Initiatives that get people with Alzheimer’s involved in art and creative workshops are producing remarkably positive results. Dozens of day care centers, nursing homes and assisted-living facilities are using drawing, painting and museum visits as effective therapies, making it possible to improve the quality of life and restore a dialogue between caregivers and families. Scientists have discovered that the parts of the brain related to emotions and creativity are largely spared by the disease. Today, experts recognize the benefits of these new approaches which dramatically alter the way we view the disease.
This film has become one of the best-selling tools in educating people about Alzheimer’s and raising awareness on the importance of non-medical treatment, the implementation of therapeutical activities for people suffering from Alzheimer’s, and how such activities can reawaken a sense of personality, identity and dignity.
Recreating Social Bonds (6′): Using a board game that he invented as well as family videos, Dr. Gene Cohen of George Washington University has succeeded in renewing bonds of communication between people with Alzheimer’s and their loved ones.
Organizing an Outing (9′): How do you go about taking a group to a museum, the circus, a glass factory, the swimming pool, the movies or a restaurant? Who should you contact? Who should accompany the group?

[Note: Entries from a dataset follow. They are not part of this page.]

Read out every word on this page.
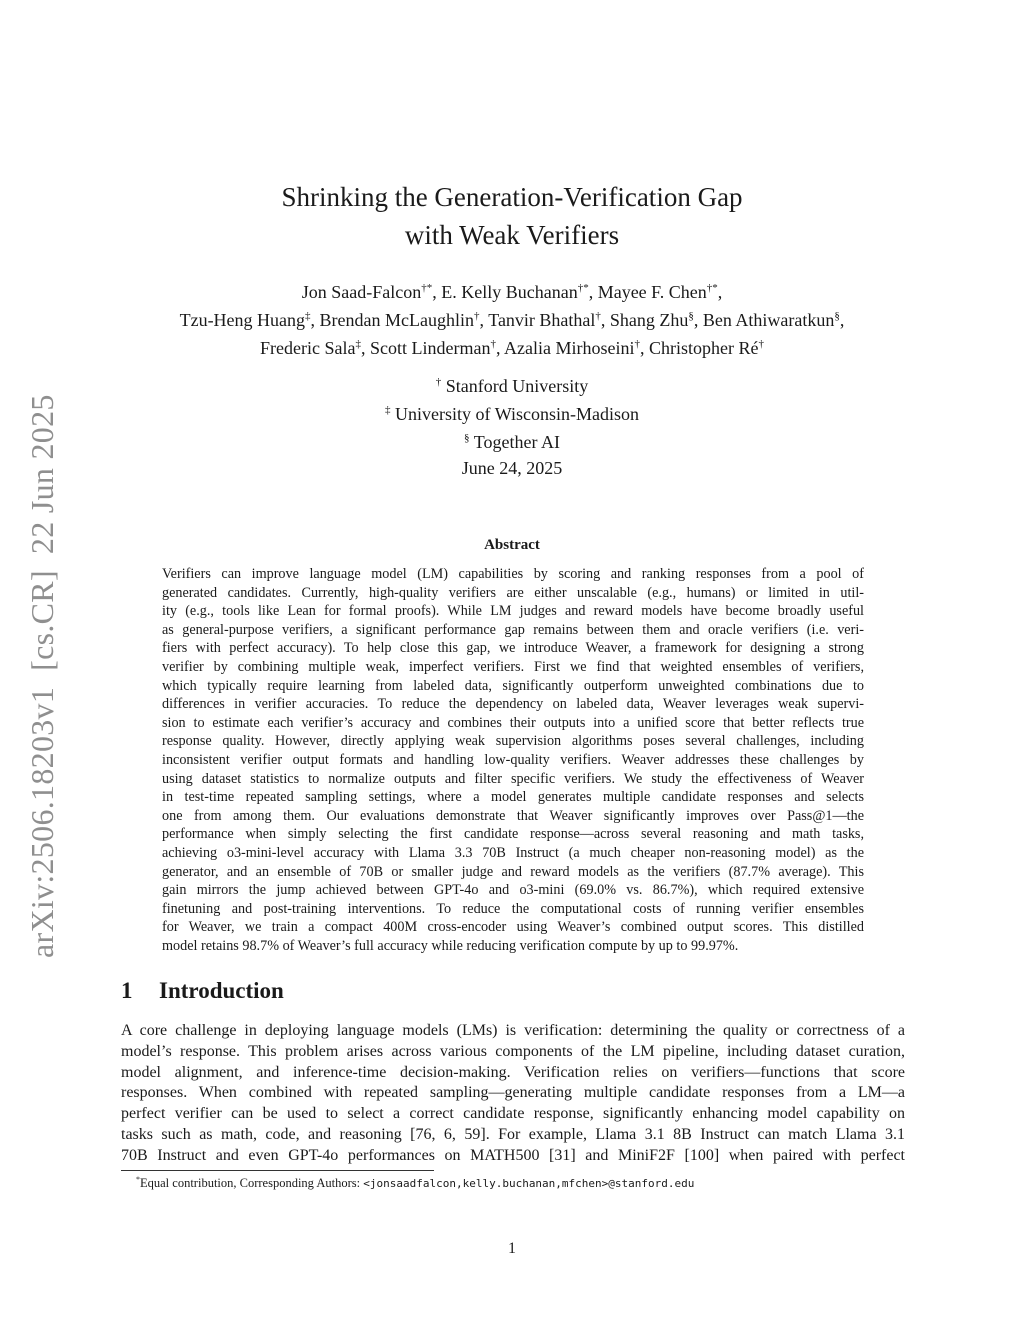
arXiv:2506.18203v1[cs.CR]22 Jun 2025
Shrinking the Generation-Verification Gap
with Weak Verifiers
Jon Saad-Falcon†*, E. Kelly Buchanan†*, Mayee F. Chen†*,
Tzu-Heng Huang‡, Brendan McLaughlin†, Tanvir Bhathal†, Shang Zhu§, Ben Athiwaratkun§,
Frederic Sala‡, Scott Linderman†, Azalia Mirhoseini†, Christopher Ré†
† Stanford University
‡ University of Wisconsin-Madison
§ Together AI
June 24, 2025
Abstract
Verifiers can improve language model (LM) capabilities by scoring and ranking responses from a pool of
generated candidates. Currently, high-quality verifiers are either unscalable (e.g., humans) or limited in util-
ity (e.g., tools like Lean for formal proofs). While LM judges and reward models have become broadly useful
as general-purpose verifiers, a significant performance gap remains between them and oracle verifiers (i.e. veri-
fiers with perfect accuracy). To help close this gap, we introduce Weaver, a framework for designing a strong
verifier by combining multiple weak, imperfect verifiers. First we find that weighted ensembles of verifiers,
which typically require learning from labeled data, significantly outperform unweighted combinations due to
differences in verifier accuracies. To reduce the dependency on labeled data, Weaver leverages weak supervi-
sion to estimate each verifier’s accuracy and combines their outputs into a unified score that better reflects true
response quality. However, directly applying weak supervision algorithms poses several challenges, including
inconsistent verifier output formats and handling low-quality verifiers. Weaver addresses these challenges by
using dataset statistics to normalize outputs and filter specific verifiers. We study the effectiveness of Weaver
in test-time repeated sampling settings, where a model generates multiple candidate responses and selects
one from among them. Our evaluations demonstrate that Weaver significantly improves over Pass@1—the
performance when simply selecting the first candidate response—across several reasoning and math tasks,
achieving o3-mini-level accuracy with Llama 3.3 70B Instruct (a much cheaper non-reasoning model) as the
generator, and an ensemble of 70B or smaller judge and reward models as the verifiers (87.7% average). This
gain mirrors the jump achieved between GPT-4o and o3-mini (69.0% vs. 86.7%), which required extensive
finetuning and post-training interventions. To reduce the computational costs of running verifier ensembles
for Weaver, we train a compact 400M cross-encoder using Weaver’s combined output scores. This distilled
model retains 98.7% of Weaver’s full accuracy while reducing verification compute by up to 99.97%.
1 Introduction
A core challenge in deploying language models (LMs) is verification: determining the quality or correctness of a
model’s response. This problem arises across various components of the LM pipeline, including dataset curation,
model alignment, and inference-time decision-making. Verification relies on verifiers—functions that score
responses. When combined with repeated sampling—generating multiple candidate responses from a LM—a
perfect verifier can be used to select a correct candidate response, significantly enhancing model capability on
tasks such as math, code, and reasoning [76, 6, 59]. For example, Llama 3.1 8B Instruct can match Llama 3.1
70B Instruct and even GPT-4o performances on MATH500 [31] and MiniF2F [100] when paired with perfect
*Equal contribution, Corresponding Authors: <jonsaadfalcon,kelly.buchanan,mfchen>@stanford.edu
1
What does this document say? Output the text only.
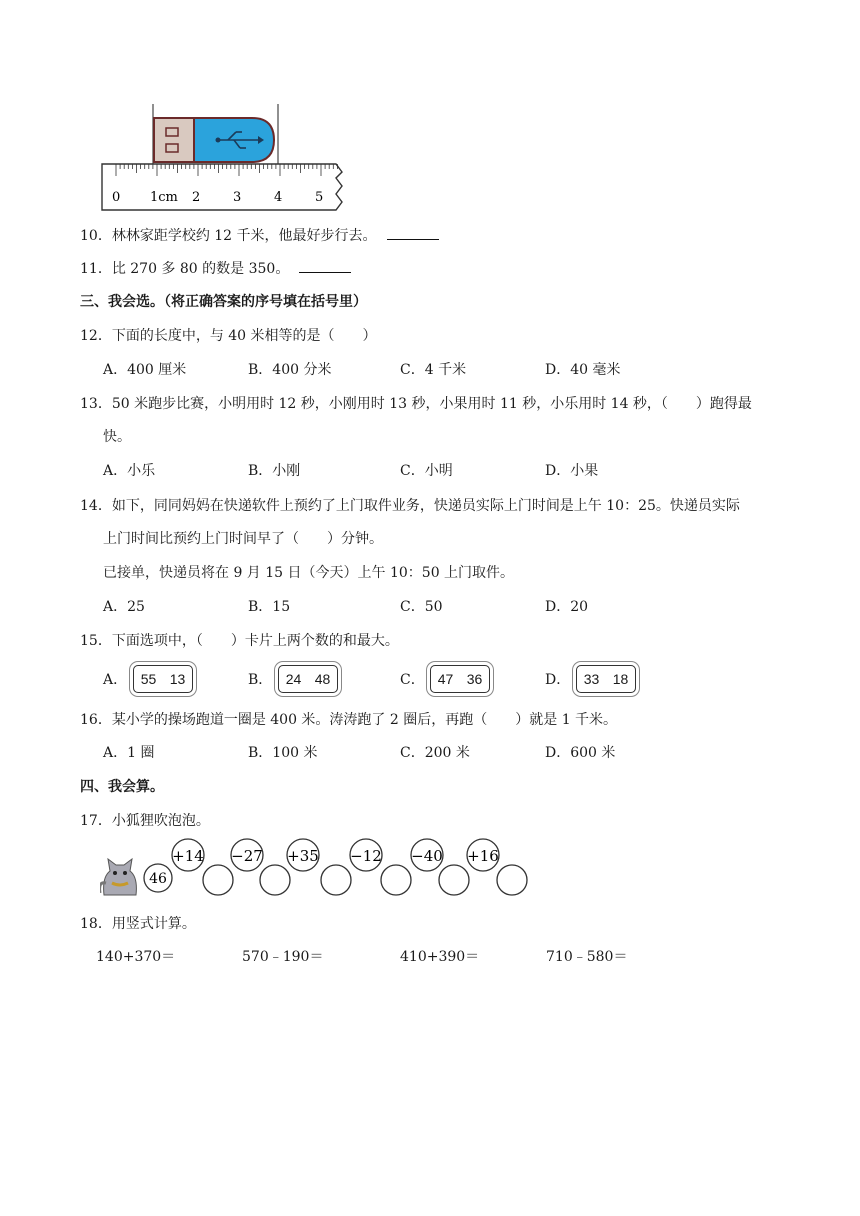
0 1cm 2	3	4	5
10．林林家距学校约 12 千米，他最好步行去。
11．比 270 多 80 的数是 350。
三、我会选。（将正确答案的序号填在括号里）
12．下面的长度中，与 40 米相等的是（　　）
A．400 厘米	B．400 分米	C．4 千米	D．40 毫米
13．50 米跑步比赛，小明用时 12 秒，小刚用时 13 秒，小果用时 11 秒，小乐用时 14 秒，（　　）跑得最
快。
A．小乐	B．小刚	C．小明	D．小果
14．如下，同同妈妈在快递软件上预约了上门取件业务，快递员实际上门时间是上午 10：25。快递员实际
上门时间比预约上门时间早了（　　）分钟。
已接单，快递员将在 9 月 15 日（今天）上午 10：50 上门取件。
A．25	B．15	C．50	D．20
15．下面选项中，（　　）卡片上两个数的和最大。
A． 55 13	B． 24 48	C． 47 36	D． 33 18
16．某小学的操场跑道一圈是 400 米。涛涛跑了 2 圈后，再跑（　　）就是 1 千米。
A．1 圈	B．100 米	C．200 米	D．600 米
四、我会算。
17．小狐狸吹泡泡。
46
+14 −27 +35 −12 −40 +16
18．用竖式计算。
140+370＝	570﹣190＝	410+390＝	710﹣580＝
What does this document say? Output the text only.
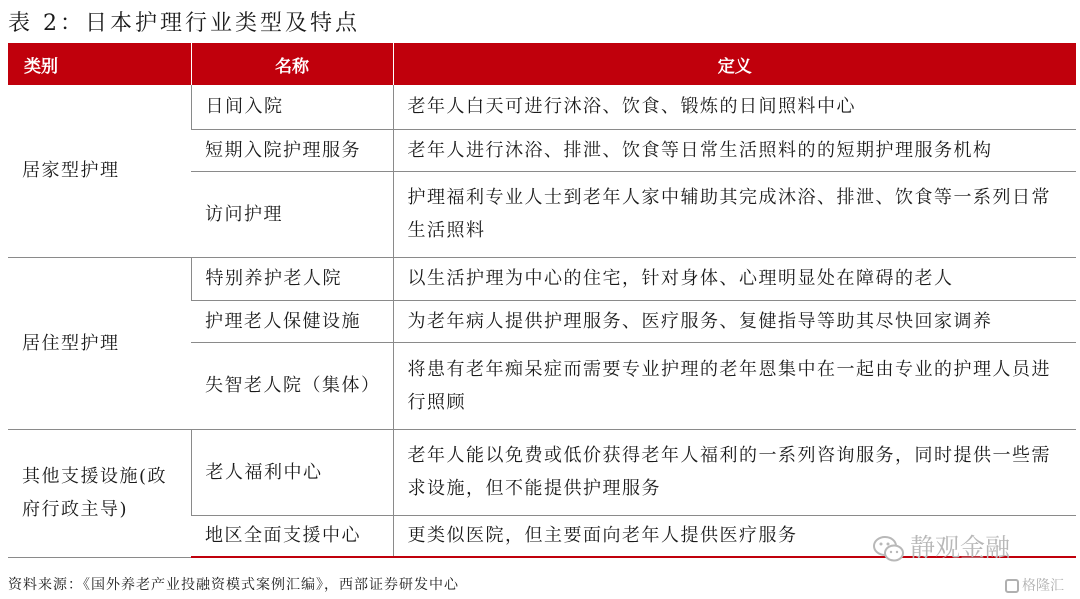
表 2：日本护理行业类型及特点
类别	名称	定义
居家型护理	日间入院	老年人白天可进行沐浴、饮食、锻炼的日间照料中心
	短期入院护理服务	老年人进行沐浴、排泄、饮食等日常生活照料的的短期护理服务机构
	访问护理	护理福利专业人士到老年人家中辅助其完成沐浴、排泄、饮食等一系列日常生活照料
居住型护理	特别养护老人院	以生活护理为中心的住宅，针对身体、心理明显处在障碍的老人
	护理老人保健设施	为老年病人提供护理服务、医疗服务、复健指导等助其尽快回家调养
	失智老人院（集体）	将患有老年痴呆症而需要专业护理的老年恩集中在一起由专业的护理人员进行照顾
其他支援设施(政府行政主导)	老人福利中心	老年人能以免费或低价获得老年人福利的一系列咨询服务，同时提供一些需求设施，但不能提供护理服务
	地区全面支援中心	更类似医院，但主要面向老年人提供医疗服务	静观金融
资料来源：《国外养老产业投融资模式案例汇编》，西部证券研发中心	格隆汇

What benefits can you expect?
The Memory Garden (11′): Christian Engelbert and his team have established a remarkable specialized residence near Brussels, where residents participate in multiple activities designed to induce vitality, self-confidence and good humor. The results are impressive.
The Importance of Physical Exercise (5′): Dr. Sam Sisodia at the University of Chicago is well on the way to proving the preventive effects of exercise against developing Alzheimer’s. ANd those who develop the disease can benefit on many levels from staying active and maintaining their body.
Art & Care Until the Last Stages (7′): Professer Reisberg and Dr. Kenowsky at New York University describe retrogenesis and the possibilities provided by the arts and other activites to care for patients until the last stages, minimizing suffering.
Organizing a Creative Workshop (7′): How do you organize a creative workshop? What conditions are conducive to success? What are the problems to avoid, the goals to set? Do you need a professional art therapist? We explored different methods for fostering the participants’ creativity in France, Holland, and the US.
The Hearthstone Way (9′): John Zeisel, author of the acclaimed book I’m Still Here, has created assisted-living facilities specially designed for people with Alzheimer’s, taking into account all aspects of the disease and providing an appropriate response to every possible need.